Editor’s note: This is the second guest post by Kevin Hawkins. His first talked about the process of starting a library publishing program; this one covers options for delivering back content of journals (or other materials) when you become the publisher. This second post is also part of our series on accessibility.
If your library publishing program will absorb any established journals or series of books or technical reports, you will probably want to make previously published content available online in addition to any new content you publish. So what are your options? Below I’ll use the term “back issues” as if we’re talking about a journal, but everything I say could as easily apply to books or technical reports.
The easiest solution would be to create a searchable collection in HathiTrust of these back issues (see this example). Note that you don’t have to be affiliated with a HathiTrust member institution to create a collection; individuals can create collections using guest accounts through the University of Michigan. If the back issues aren’t yet in HathiTrust, you may be able to find a partner institution willing to digitize and submit the issues for you. Your back issues are probably still protected by copyright, so you’ll need to have the rightsholder fill out a permissions agreement authorizing HathiTrust to make the full text viewable.
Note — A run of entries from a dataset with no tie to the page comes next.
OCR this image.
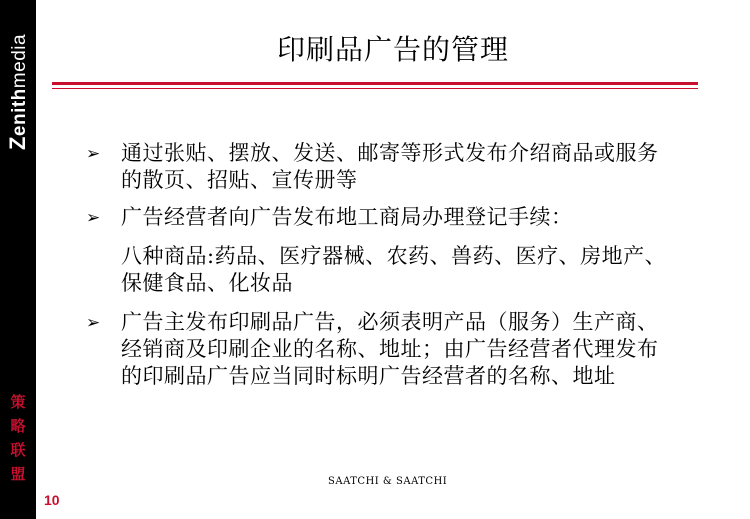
Zenithmedia
策
略
联
盟
10
印刷品广告的管理
➢ 通过张贴、摆放、发送、邮寄等形式发布介绍商品或服务的散页、招贴、宣传册等
➢ 广告经营者向广告发布地工商局办理登记手续：
八种商品:药品、医疗器械、农药、兽药、医疗、房地产、保健食品、化妆品
➢ 广告主发布印刷品广告，必须表明产品（服务）生产商、经销商及印刷企业的名称、地址；由广告经营者代理发布的印刷品广告应当同时标明广告经营者的名称、地址
SAATCHI & SAATCHI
Then you can link to the collection of back issues from the website where you’ll publish new content.
There are, however, some disadvantages to doing this. First, you won’t be able to allow users to search across back issues and new issues in a single interface. Second, HathiTrust’s search functionality uses the OCR text created after scanning, which can contain errors in recognition of the original and which is difficult for visually impaired users to read using assistive technology. Third, a HathiTrust collection provides no index of authors or article titles; a user would need to look at each issues table of contents if a fulltext search is insufficient.
There are many vendors that will scan printed matter and deliver those scans as individual page images or multipage PDF files (as you choose). More libraries are equipped to deliver PDF files to users, and that format has the advantage of allowing OCR text to be embedded to allow for fulltext searching. While Adobe Acrobat has built-in OCR capability, many vendors will not only create the OCR for you but even offer OCR correction as an additional service. And some can even create PDF/UA (“universal accessibility”) files, ensuring they can be read with assistive technology.
Unfortunately, none of this provides an automatic index of authors or article titles. A vendor might be able to create this for you as well, or you could create one on your own as a byproduct of XML encoding of the content. Who would do the XML encoding? Probably a vendor, though you might try creating your own using the PKP XML Parsing Service. This could be especially useful if use the XML Galley Plugin (a standard component of OJS) for new issues since you could potentially have old and new issues all in the same XML format.
In any case, when working with a vendor, it is best for your contract to specify the quality standard you expect, such as acceptable error rate on scanning pages, acceptable error rate on OCR, and file validation. But if you do this, you’ll want to actually evaluate the digitized content that you receive (likely by sampling random pages) and be prepared to reject content not meeting the standard for the vendor to fix without charge.
As you can see, there are a number of ways you might proceed. Perhaps you have other ideas? If so, please add comments!